A GC/MS multiresidue method for the identification/ quantification of OCPs and PYRs in beef meat samples was developed. The use of an automatic extractor for sample extraction, together with a tandem-cartridge system for clean-up, makes this method an excellent candidate for routine analysis in monitoring programmes. As a result, one single operator was able to carry out the extraction of 6 samples simultaneously over a 24-hour period. Also the purification procedure proved to be simple and fast.

The analytical procedure was validated at the MRL and half MRL set by European Regulation 396/2005 for each compound of interest. In particular, satisfactory results were obtained in terms of recovery rates and %RSD, except for HCB, probably due to its high volatility and consequent waste in the extraction step.

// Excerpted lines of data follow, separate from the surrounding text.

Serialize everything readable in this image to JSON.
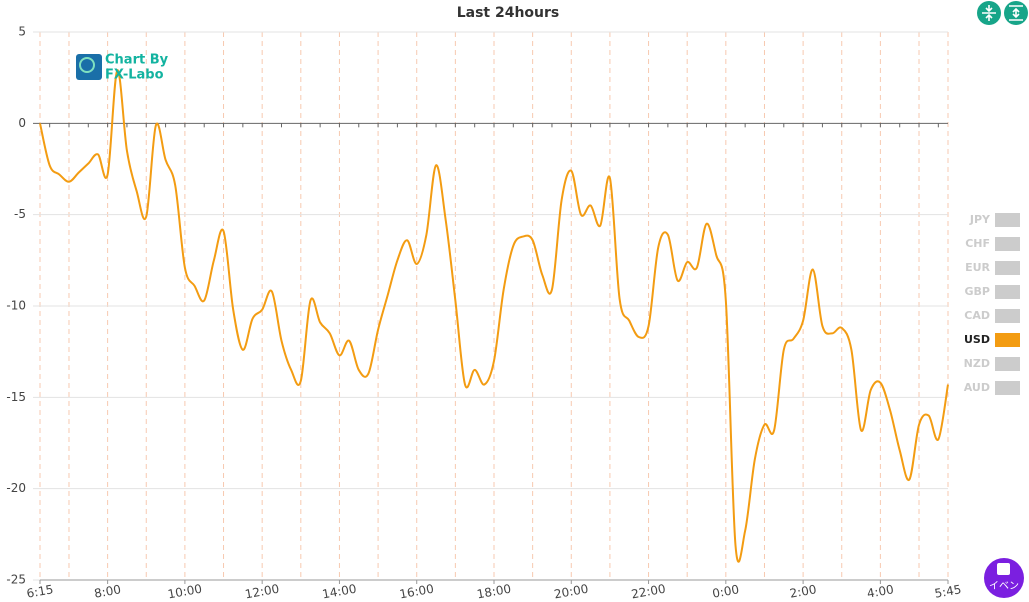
{
  "chart_data": {
    "type": "line",
    "title": "Last 24hours",
    "x": [
      "6:15",
      "6:30",
      "6:45",
      "7:00",
      "7:15",
      "7:30",
      "7:45",
      "8:00",
      "8:15",
      "8:30",
      "8:45",
      "9:00",
      "9:15",
      "9:30",
      "9:45",
      "10:00",
      "10:15",
      "10:30",
      "10:45",
      "11:00",
      "11:15",
      "11:30",
      "11:45",
      "12:00",
      "12:15",
      "12:30",
      "12:45",
      "13:00",
      "13:15",
      "13:30",
      "13:45",
      "14:00",
      "14:15",
      "14:30",
      "14:45",
      "15:00",
      "15:15",
      "15:30",
      "15:45",
      "16:00",
      "16:15",
      "16:30",
      "16:45",
      "17:00",
      "17:15",
      "17:30",
      "17:45",
      "18:00",
      "18:15",
      "18:30",
      "18:45",
      "19:00",
      "19:15",
      "19:30",
      "19:45",
      "20:00",
      "20:15",
      "20:30",
      "20:45",
      "21:00",
      "21:15",
      "21:30",
      "21:45",
      "22:00",
      "22:15",
      "22:30",
      "22:45",
      "23:00",
      "23:15",
      "23:30",
      "23:45",
      "0:00",
      "0:15",
      "0:30",
      "0:45",
      "1:00",
      "1:15",
      "1:30",
      "1:45",
      "2:00",
      "2:15",
      "2:30",
      "2:45",
      "3:00",
      "3:15",
      "3:30",
      "3:45",
      "4:00",
      "4:15",
      "4:30",
      "4:45",
      "5:00",
      "5:15",
      "5:30",
      "5:45"
    ],
    "series": [
      {
        "name": "USD",
        "color": "#f39c12",
        "values": [
          0,
          -2.3,
          -2.8,
          -3.2,
          -2.7,
          -2.2,
          -1.7,
          -2.8,
          2.9,
          -1.5,
          -3.7,
          -5.1,
          -0.1,
          -2.0,
          -3.4,
          -7.9,
          -8.9,
          -9.7,
          -7.5,
          -5.9,
          -10.2,
          -12.4,
          -10.7,
          -10.2,
          -9.2,
          -11.9,
          -13.5,
          -14.1,
          -9.7,
          -10.9,
          -11.5,
          -12.7,
          -11.9,
          -13.5,
          -13.7,
          -11.3,
          -9.4,
          -7.5,
          -6.4,
          -7.7,
          -6.1,
          -2.3,
          -5.3,
          -9.7,
          -14.3,
          -13.5,
          -14.3,
          -13.0,
          -9.1,
          -6.7,
          -6.2,
          -6.4,
          -8.3,
          -9.1,
          -4.2,
          -2.6,
          -5.0,
          -4.5,
          -5.6,
          -3.0,
          -9.6,
          -10.8,
          -11.7,
          -11.1,
          -6.8,
          -6.1,
          -8.6,
          -7.6,
          -7.9,
          -5.5,
          -7.2,
          -9.7,
          -23.1,
          -22.3,
          -18.4,
          -16.5,
          -16.8,
          -12.4,
          -11.8,
          -10.8,
          -8.0,
          -11.1,
          -11.5,
          -11.2,
          -12.4,
          -16.8,
          -14.6,
          -14.2,
          -15.7,
          -17.9,
          -19.5,
          -16.5,
          -16.0,
          -17.3,
          -14.3
        ]
      }
    ],
    "legend": [
      "JPY",
      "CHF",
      "EUR",
      "GBP",
      "CAD",
      "USD",
      "NZD",
      "AUD"
    ],
    "inactive_color": "#cccccc",
    "xticks": [
      "6:15",
      "8:00",
      "10:00",
      "12:00",
      "14:00",
      "16:00",
      "18:00",
      "20:00",
      "22:00",
      "0:00",
      "2:00",
      "4:00",
      "5:45"
    ],
    "ylim": [
      -25,
      5
    ],
    "yticks": [
      5,
      0,
      -5,
      -10,
      -15,
      -20,
      -25
    ],
    "grid": true
  },
  "logo": [
    "Chart By",
    "FX-Labo"
  ],
  "event_button": "イベン"
}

The method developed was successfully tested on 50 commercial beef meat samples from the market area of Rome (Italy), proving to be suitable in routine multiresidue analysis of OCPs and PYRs for monitoring purposes. None of the compounds of interest were found above their respective LOQ.